"Trouble dans le genre" dans l'Almanach des Muses et...
"Trouble dans le genre"
dans l'Almanach des Muses
Concernant le problème du genre, le 18ème siècle peut revendiquer quelques figures originales, L'Abbé de Choisy qui s'habillait en femme,... Paul Desforges-Maillard, du Croisic, qui finit par adopter dans les années 1830 le pseudonyme de mademoiselle Malcrais de la Vigne pour s'assurer un succès littéraire qui lui échappait jusqu'alors. Le retour à son authentique patronyme le fit à nouveau sombrer dans l'anonymat.
Voici quelques poèmes de femmes qui illustrent à leur manière le fameux "malaise dans le genre".
Madame la comtesse de B ***
A un homme qui aurait voulu être femme, et surtout jolie
On nous offre des voeux trompeurs:
L'abîme est sur notre passage;
Hélas! il est couvert de fleurs,
Et la foudre est dans le nuage.
L'éclat décide un séducteur;
par lui, la plus belle est choisie:
Malheureux, il vous calomnie;
Il est ingrat, s'il est vainqueur.
Almanach des Muses, année 1777, p. 188
Madame la Baronne de Bourdic
A Monsieur d** qui avait pris le nom de Soeur C***,
pour écrire à l'auteur, et daté ses vers du monastère de P**
Vos jolis vers remplis de grâce,
Enchaînent nos esprits avec des noeuds de fleurs;
Votre couvent est le Parnasse:
Vous êtes une des neuf Soeurs.
Je ne me trompe pas... cette histoire est certaine.

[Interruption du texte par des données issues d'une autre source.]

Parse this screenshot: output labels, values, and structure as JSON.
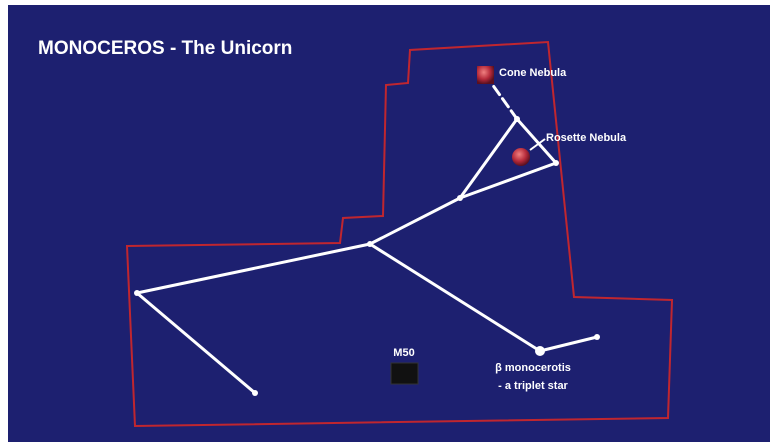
{
  "title": "MONOCEROS - The Unicorn",
  "labels": {
    "cone": "Cone Nebula",
    "rosette": "Rosette Nebula",
    "m50": "M50",
    "beta": "β monocerotis",
    "beta_note": "- a triplet star"
  }
}
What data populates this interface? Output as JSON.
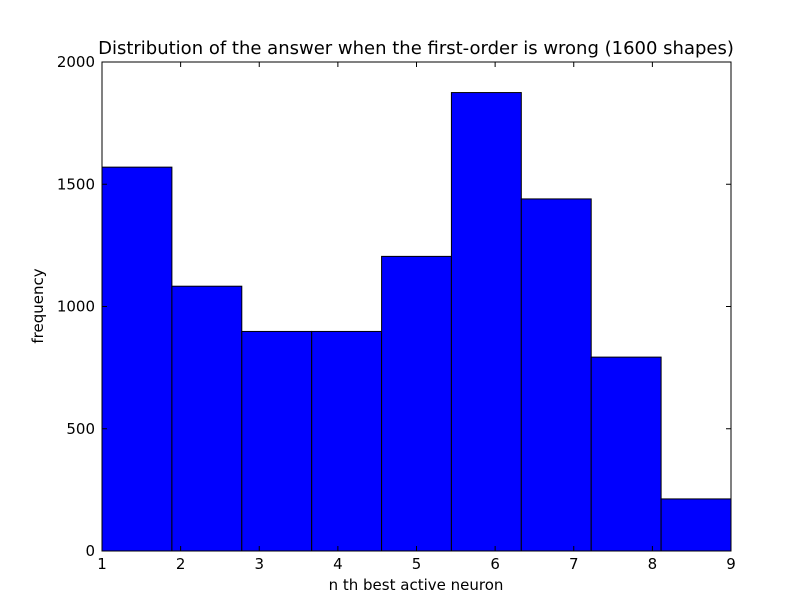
{
  "chart_data": {
    "type": "bar",
    "histogram": true,
    "title": "Distribution of the answer when the first-order is wrong (1600 shapes)",
    "xlabel": "n th best active neuron",
    "ylabel": "frequency",
    "bin_edges": [
      1,
      1.889,
      2.778,
      3.667,
      4.556,
      5.444,
      6.333,
      7.222,
      8.111,
      9
    ],
    "values": [
      1570,
      1083,
      898,
      898,
      1205,
      1875,
      1440,
      793,
      213
    ],
    "xlim": [
      1,
      9
    ],
    "ylim": [
      0,
      2000
    ],
    "xticks": [
      "1",
      "2",
      "3",
      "4",
      "5",
      "6",
      "7",
      "8",
      "9"
    ],
    "yticks": [
      "0",
      "500",
      "1000",
      "1500",
      "2000"
    ],
    "bar_color": "#0000ff",
    "edge_color": "#000000",
    "grid": false,
    "legend": "none"
  }
}
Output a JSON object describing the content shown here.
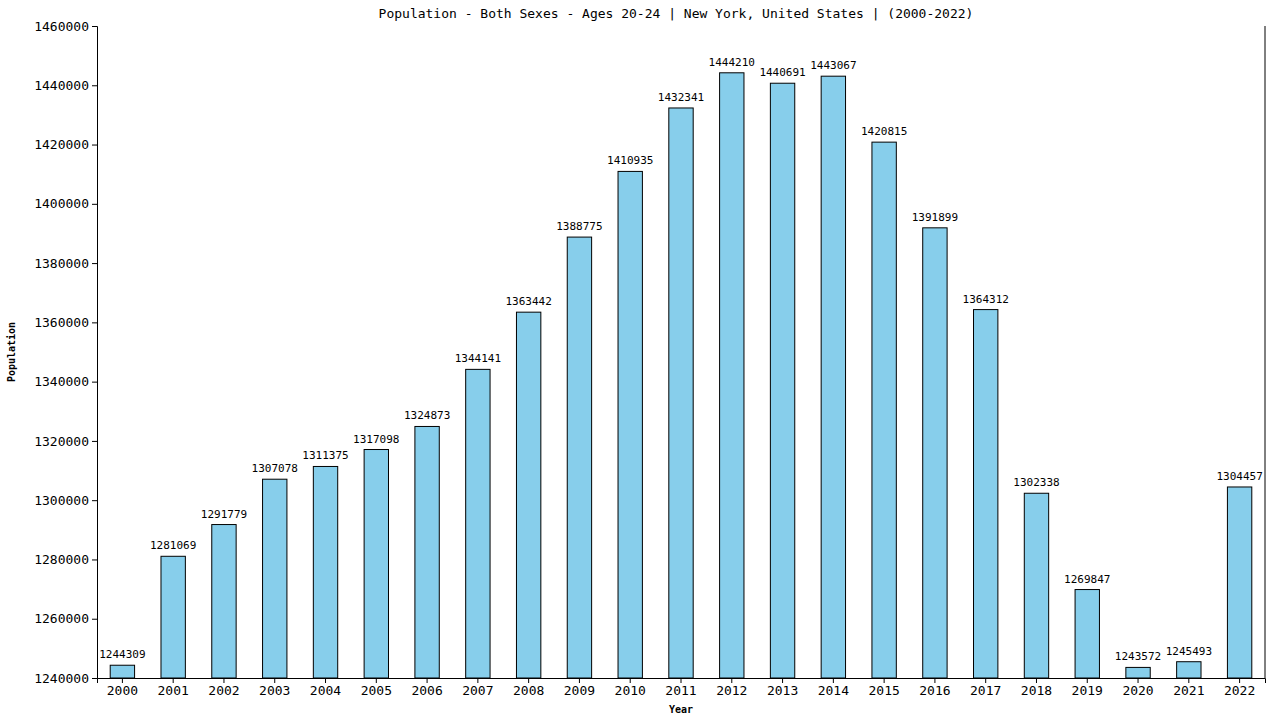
{
  "chart_data": {
    "type": "bar",
    "title": "Population - Both Sexes - Ages 20-24 | New York, United States |  (2000-2022)",
    "x_label": "Year",
    "y_label": "Population",
    "categories": [
      "2000",
      "2001",
      "2002",
      "2003",
      "2004",
      "2005",
      "2006",
      "2007",
      "2008",
      "2009",
      "2010",
      "2011",
      "2012",
      "2013",
      "2014",
      "2015",
      "2016",
      "2017",
      "2018",
      "2019",
      "2020",
      "2021",
      "2022"
    ],
    "values": [
      1244309,
      1281069,
      1291779,
      1307078,
      1311375,
      1317098,
      1324873,
      1344141,
      1363442,
      1388775,
      1410935,
      1432341,
      1444210,
      1440691,
      1443067,
      1420815,
      1391899,
      1364312,
      1302338,
      1269847,
      1243572,
      1245493,
      1304457
    ],
    "color": "#87ceeb",
    "ylim": [
      1240000,
      1460000
    ],
    "yticks": [
      1240000,
      1260000,
      1280000,
      1300000,
      1320000,
      1340000,
      1360000,
      1380000,
      1400000,
      1420000,
      1440000,
      1460000
    ],
    "data_labels": true,
    "grid": false
  }
}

Cupidon, amoureux de la vive Erato,
Pour se venger de l'inhumaine,
D'une robe de deuil lui fit un domino;
De son bandeau, ce Dieu lui fit un voile:
L'énigme à mes yeux se dévoile;
Cette robe lugubre où du haut jusqu'en bas
On ne voit aucuns falbalas,
Ressemble au domino dont ce Dieu d'Idalie
De la Muse cruelle affubla les appas.
Tout vous trahit: votre génie,
Votre goût pour les vers, le feu de la saillie,
De votre vêtement, le lugubre contour...
Vous êtes Erato; je ne puis m'y méprendre:
Vous avez son regard, son maintien, son air tendre;
Je vois sur votre front le bandeau de l'amour.
Almanach 1786, p. 38
Madame de la Fer** (Madame de la Ferrandière)
Pour Sophie
Quand je vois cette aimable enfant
Caresser, adorer sa mère,
De cette fille et tendre et chère,
Je voudrais être la maman.
Au récit de quelque malheur
Qui toujours attendrit Sophie,
Elle fait palpiter mon coeur,
Je voudrais être son amie.
Si je peins son minois charmant,
Et son maintien modeste et sage,
Je maudis mon sexe, mon âge,
Et voudrais être son amant.
Almanach des Muses, 1793
Madame d'Hautpoul
Le refus d'un baiser (Romance)
De ce refus pénétrez-vous la cause?
Vous êtes belle et j'ai quatre-vints ans;
Par un baiser je fanerais la rose,
Et ce serait un outrage au printemps.
Je dois laisser à la vive jeunesse
Ces biens si doux, elle a droit d'en jouir;
De vos plaisirs il reste à ma vieillesse,
Moins un regret qu'un heureux souvenir.
Pour un refus, ne croyez pas bergère,
Que l'âge rende un coeur indifférent;
Mais un baiser pourrait-il satisfaire,
Ne causant plus le plaisir que l'on sent?
Je m'en souviens, j'avais une maîtresse,
Belle, modeste, et fraîche comme vous;
Elle eut vos traits, j'avais votre jeunesse,
Et c'est alors que les baisers sont doux.
Par Madame d'Hautpoul, ci-devant Madame de Beaufort
Almanach des Muses 1801, p. 130
Salm-Dick
(Je puis bien être un homme aussi)
A un auteur d'élégies qui blâmait la sévérité de mes épîtres
Tu n'es pas juste, ami, lorsque tu blâmes
Mon vers philosophique et mon ton réfléchi
Qui, dis-tu, ne sied pas aux dames.
Je sais que les transports, les amoureuses flammes,
Les langueurs d'un tendre souci,
Semblent mieux convenir à nos esprits, nos âmes;
Mais, lorsque sur ce point tant d'hommes sont des femmes,
Je puis bien être un homme aussi.
Poésies 1835, p. 240
Madame de Villandon
Mais sachez, illustre Personne,
Que par un sentiment malin
Contre le sexe féminin,
En lisant vos écrits si remplis de justesse
D'agrément, et de politesse
On veut que vous soyez Cavalier ou Blondin.
C'est nous faire un affront étrange.